By Bonnie Finnerty, Education Director
Good writing should illumine truth. That was my goal in writing a recent op-ed on abortion. Its publication elicited a response from a retired professor that unfortunately clouds the issue with flawed logic and a denial of known scientific facts. For the sake of clarity and in pursuit of truth, let’s look at his claims.
Writing that a zygote is a form of life that “has the POTENTIAL to become one (or more) humans”, the professor asserts that a zygote is “certainly not a person, any more than an acorn is an oak tree.” He later likens a zygote to a gnat.
This common argument confuses potentiality and actuality. So let’s clarify. An acorn is actually the same species as an oak tree, but simply in an earlier stage of the life cycle. This is true of a zygote who, created of human parents and bearing human DNA, actually belongs to the human species.
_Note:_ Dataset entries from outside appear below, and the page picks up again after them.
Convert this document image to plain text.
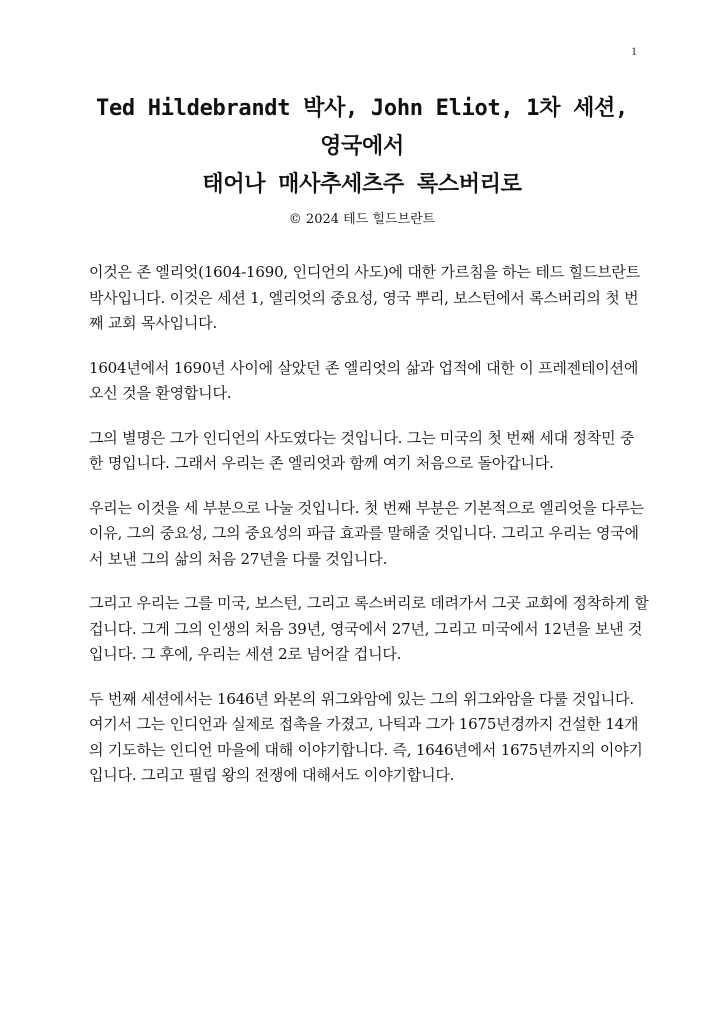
1
Ted Hildebrandt 박사, John Eliot, 1차 세션,
영국에서
태어나 매사추세츠주 록스버리로
© 2024 테드 힐드브란트

이것은 존 엘리엇(1604-1690, 인디언의 사도)에 대한 가르침을 하는 테드 힐드브란트 박사입니다. 이것은 세션 1, 엘리엇의 중요성, 영국 뿌리, 보스턴에서 록스버리의 첫 번째 교회 목사입니다.

1604년에서 1690년 사이에 살았던 존 엘리엇의 삶과 업적에 대한 이 프레젠테이션에 오신 것을 환영합니다.

그의 별명은 그가 인디언의 사도였다는 것입니다. 그는 미국의 첫 번째 세대 정착민 중 한 명입니다. 그래서 우리는 존 엘리엇과 함께 여기 처음으로 돌아갑니다.

우리는 이것을 세 부분으로 나눌 것입니다. 첫 번째 부분은 기본적으로 엘리엇을 다루는 이유, 그의 중요성, 그의 중요성의 파급 효과를 말해줄 것입니다. 그리고 우리는 영국에서 보낸 그의 삶의 처음 27년을 다룰 것입니다.

그리고 우리는 그를 미국, 보스턴, 그리고 록스버리로 데려가서 그곳 교회에 정착하게 할 겁니다. 그게 그의 인생의 처음 39년, 영국에서 27년, 그리고 미국에서 12년을 보낸 것입니다. 그 후에, 우리는 세션 2로 넘어갈 겁니다.

두 번째 세션에서는 1646년 와본의 위그와암에 있는 그의 위그와암을 다룰 것입니다. 여기서 그는 인디언과 실제로 접촉을 가졌고, 나틱과 그가 1675년경까지 건설한 14개의 기도하는 인디언 마을에 대해 이야기합니다. 즉, 1646년에서 1675년까지의 이야기입니다. 그리고 필립 왕의 전쟁에 대해서도 이야기합니다.
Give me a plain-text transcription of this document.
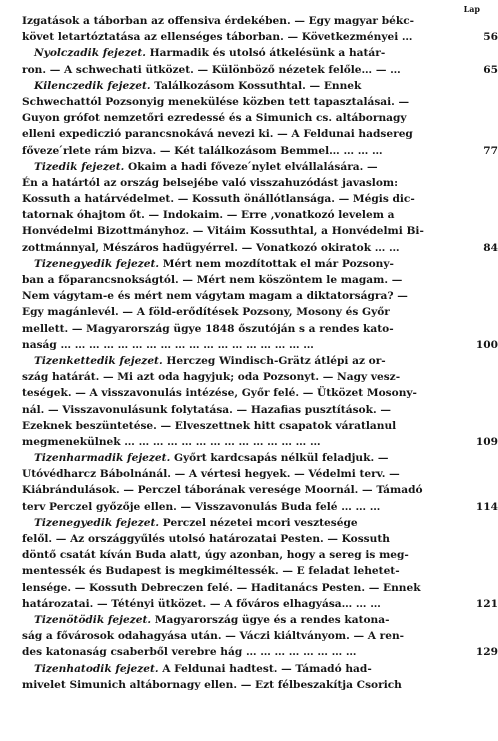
Lap
Izgatások a táborban az offensiva érdekében. — Egy magyar békc-
követ letartóztatása az ellenséges táborban. — Következményei …	56
Nyolczadik fejezet. Harmadik és utolsó átkelésünk a határ-
ron. — A schwechati ütközet. — Különböző nézetek felőle… — …	65
Kilenczedik fejezet. Találkozásom Kossuthtal. — Ennek
Schwechattól Pozsonyig menekülése közben tett tapasztalásai. —
Guyon grófot nemzetőri ezredessé és a Simunich cs. altábornagy
elleni expediczió parancsnokává nevezi ki. — A Feldunai hadsereg
főveze ́rlete rám bizva. — Két találkozásom Bemmel… … … …	77
Tizedik fejezet. Okaim a hadi főveze ́nylet elvállalására. —
Én a határtól az ország belsejébe való visszahuzódást javaslom:
Kossuth a határvédelmet. — Kossuth önállótlansága. — Mégis dic-
tatornak óhajtom őt. — Indokaim. — Erre ,vonatkozó levelem a
Honvédelmi Bizottmányhoz. — Vitáim Kossuthtal, a Honvédelmi Bi-
zottmánnyal, Mészáros hadügyérrel. — Vonatkozó okiratok … …	84
Tizenegyedik fejezet. Mért nem mozdítottak el már Pozsony-
ban a főparancsnokságtól. — Mért nem köszöntem le magam. —
Nem vágytam-e és mért nem vágytam magam a diktatorságra? —
Egy magánlevél. — A föld-erődítések Pozsony, Mosony és Győr
mellett. — Magyarország ügye 1848 őszutóján s a rendes kato-
naság … … … … … … … … … … … … … … … … … …	100
Tizenkettedik fejezet. Herczeg Windisch-Grätz átlépi az or-
szág határát. — Mi azt oda hagyjuk; oda Pozsonyt. — Nagy vesz-
teségek. — A visszavonulás intézése, Győr felé. — Ütközet Mosony-
nál. — Visszavonulásunk folytatása. — Hazafias pusztítások. —
Ezeknek beszüntetése. — Elveszettnek hitt csapatok váratlanul
megmenekülnek … … … … … … … … … … … … … …	109
Tizenharmadik fejezet. Győrt kardcsapás nélkül feladjuk. —
Utóvédharcz Bábolnánál. — A vértesi hegyek. — Védelmi terv. —
Kiábrándulások. — Perczel táborának veresége Moornál. — Támadó
terv Perczel győzője ellen. — Visszavonulás Buda felé … … …	114
Tizenegyedik fejezet. Perczel nézetei mcori vesztesége
felől. — Az országgyűlés utolsó határozatai Pesten. — Kossuth
döntő csatát kíván Buda alatt, úgy azonban, hogy a sereg is meg-
mentessék és Budapest is megkiméltessék. — E feladat lehetet-
lensége. — Kossuth Debreczen felé. — Haditanács Pesten. — Ennek
határozatai. — Tétényi ütközet. — A főváros elhagyása… … …	121
Tizenötödik fejezet. Magyarország ügye és a rendes katona-
ság a fővárosok odahagyása után. — Váczi kiáltványom. — A ren-
des katonaság csaberből verebre hág … … … … … … … …	129
Tizenhatodik fejezet. A Feldunai hadtest. — Támadó had-
mivelet Simunich altábornagy ellen. — Ezt félbeszakítja Csorich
So what is the difference between an acorn and oak tree, or a zygote and adult? Age. An acorn is not an oak tree in the same way a toddler is not a teenager. But an acorn is a potential oak tree in the same way that a zygote is a potential adult.
One cannot say that a zygote is not human. Nor can we say that an adult is more human than a fetus because of age.
In fact, the word “fetus” comes from the Latin for offspring. Can two human beings create offspring that is anything other than human?
But there’s more erroneous reasoning. The professor asserts that preborn children, even if human, are not persons, stating, “As the embryo/fetus develops, it comes ever closer to becoming a person.”
Using the pronoun “it” is a typical tactic to dehumanize the preborn baby boy or girl, although gender has already been determined. But how do we define personhood?
Miriam Webster defines person as “human, individual” and defines individual as “existing as a distinct entity.” Is the zygote a distinct entity?
At conception, a combination of DNA occurs that is unique and unrepeatable, forming a person that has never existed before and never will again. Genetically differentiated from the mother, the zygote exists as a distinct entity, not just part of the mother like a leg or kidney. The mother does not have two hearts, two brains, or four arms. A distinct individual human person exists within her. That’s not a religious claim, that’s scientific fact.
And this science makes arguments for bodily autonomy fall flat, for when the humanity of the preborn is recognized, we acknowledge just what we are destroying in abortion, a smaller, younger, more vulnerable us. We were once they.
While the professor makes several other fallacious claims, he curiously admits, “No one is FOR abortion.”
I wonder why, if all we are killing is a “gnat.”
Perhaps, deep down, even the professor doesn’t believe his own flawed logic. Nor should anyone else.